James Reese Europe's military concerts in France in World War I in 1919 are claimed to have introduced Europeans to a new, "syncopated" music from America.
Yet, Italians had an even earlier taste of a new music from across the Atlantic when a group of "Creole" singers and dancers, billed as the "creators of the cakewalk" performed at the Eden Theater in Milan in 1904.
The most gifted exponents of jazz music in this period (from the 1940s to 1960s) are musicians like Gorni Kramer, Giorgio Gaslini, Lelio Luttazzi and Franco Cerri, the composer Bruno Martino and great singers like Natalino Otto, Jula de Palma, Nicola Arigliano and Johnny Dorelli.

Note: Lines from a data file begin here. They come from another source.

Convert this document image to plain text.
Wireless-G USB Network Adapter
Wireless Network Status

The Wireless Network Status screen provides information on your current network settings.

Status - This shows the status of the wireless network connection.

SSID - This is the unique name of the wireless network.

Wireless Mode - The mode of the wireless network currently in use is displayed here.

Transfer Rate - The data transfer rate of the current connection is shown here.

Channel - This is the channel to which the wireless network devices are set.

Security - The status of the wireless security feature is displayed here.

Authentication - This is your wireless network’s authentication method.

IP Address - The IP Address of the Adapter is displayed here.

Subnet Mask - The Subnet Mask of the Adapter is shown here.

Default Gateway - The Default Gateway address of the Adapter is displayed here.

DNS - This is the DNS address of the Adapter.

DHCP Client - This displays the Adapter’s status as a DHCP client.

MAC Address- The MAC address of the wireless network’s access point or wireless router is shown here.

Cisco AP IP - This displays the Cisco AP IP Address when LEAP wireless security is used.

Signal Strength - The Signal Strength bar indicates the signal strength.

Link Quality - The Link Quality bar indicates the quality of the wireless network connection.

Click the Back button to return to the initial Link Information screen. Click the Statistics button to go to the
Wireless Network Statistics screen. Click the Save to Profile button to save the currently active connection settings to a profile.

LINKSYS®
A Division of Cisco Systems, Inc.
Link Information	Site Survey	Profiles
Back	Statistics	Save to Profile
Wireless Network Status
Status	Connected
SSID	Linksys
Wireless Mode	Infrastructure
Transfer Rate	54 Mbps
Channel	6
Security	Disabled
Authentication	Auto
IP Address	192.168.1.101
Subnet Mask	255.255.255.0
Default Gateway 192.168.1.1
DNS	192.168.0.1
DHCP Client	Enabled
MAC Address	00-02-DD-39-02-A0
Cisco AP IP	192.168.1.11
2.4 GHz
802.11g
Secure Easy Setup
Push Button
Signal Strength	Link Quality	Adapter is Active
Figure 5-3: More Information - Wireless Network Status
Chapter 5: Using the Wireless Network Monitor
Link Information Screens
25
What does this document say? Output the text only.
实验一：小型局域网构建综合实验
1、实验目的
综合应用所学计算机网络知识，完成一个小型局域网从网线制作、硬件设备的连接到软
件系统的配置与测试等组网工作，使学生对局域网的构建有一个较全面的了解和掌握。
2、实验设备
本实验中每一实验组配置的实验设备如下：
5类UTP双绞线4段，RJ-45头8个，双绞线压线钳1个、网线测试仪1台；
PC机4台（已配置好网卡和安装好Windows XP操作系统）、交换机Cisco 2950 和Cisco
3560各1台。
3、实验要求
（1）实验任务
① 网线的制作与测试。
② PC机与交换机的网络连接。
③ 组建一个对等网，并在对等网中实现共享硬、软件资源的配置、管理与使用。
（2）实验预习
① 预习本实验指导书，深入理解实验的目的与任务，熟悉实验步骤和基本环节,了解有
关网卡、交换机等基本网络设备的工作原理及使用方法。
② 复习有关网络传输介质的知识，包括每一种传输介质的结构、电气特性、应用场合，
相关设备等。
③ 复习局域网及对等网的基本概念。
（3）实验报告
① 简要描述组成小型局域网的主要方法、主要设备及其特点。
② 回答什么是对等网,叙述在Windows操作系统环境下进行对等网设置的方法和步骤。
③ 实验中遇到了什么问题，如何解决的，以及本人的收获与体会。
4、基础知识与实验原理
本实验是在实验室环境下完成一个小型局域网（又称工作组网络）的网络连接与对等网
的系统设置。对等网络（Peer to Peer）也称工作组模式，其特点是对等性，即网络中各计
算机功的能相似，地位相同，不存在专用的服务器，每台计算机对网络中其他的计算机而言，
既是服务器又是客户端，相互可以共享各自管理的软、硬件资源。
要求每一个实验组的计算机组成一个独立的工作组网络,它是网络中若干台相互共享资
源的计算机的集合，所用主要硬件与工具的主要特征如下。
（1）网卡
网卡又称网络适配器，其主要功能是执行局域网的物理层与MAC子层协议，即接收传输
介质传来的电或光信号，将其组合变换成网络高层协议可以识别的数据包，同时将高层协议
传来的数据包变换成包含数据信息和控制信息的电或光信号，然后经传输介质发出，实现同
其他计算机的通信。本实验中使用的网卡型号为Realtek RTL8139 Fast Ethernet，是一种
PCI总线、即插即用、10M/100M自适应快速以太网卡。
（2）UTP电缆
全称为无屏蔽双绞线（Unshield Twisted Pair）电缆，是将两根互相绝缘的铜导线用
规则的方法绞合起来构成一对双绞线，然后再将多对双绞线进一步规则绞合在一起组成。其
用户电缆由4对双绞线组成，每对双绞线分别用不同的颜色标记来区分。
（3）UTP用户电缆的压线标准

A photographic book with all the Italian musicians from the origins, “L’Italia del Jazz” have been published by Mastruzzi Editore, Rone (www.slms.it).
Notable contemporary Italian jazz Musicians include Franco Cerri, Pino Rucher, Dino Betti van der Noot, Enrico Rava, Antonello Salis, Massimo Urbani, Paolo Fresu, Enrico Intra, Stefano Bollani, Antonio Farao, Roberto Ottaviano, Dado Moroni, Aldo Romano, Stefano di Battista, Pino Presti, Tullio De Piscopo, Fabrizio Bosso, Luigi Grasso, bassists Giorgio Rosciglione, Riccardo Del Fra, Pippo Matino, Mauro Gargano, Giovanni Tommaso and Rosario Bonaccorso; Giovanni Falzone, Guido Manusardi,[2] Giovanni Mirabassi, Enrico Pieranunzi, Mario Schiano,[3] Gianluigi Trovesi, Pippo Lombardo, Daniele Scannapieco, Gianfranco Campagnoli, and other members and collaborators of the Italian Instabile Orchestra.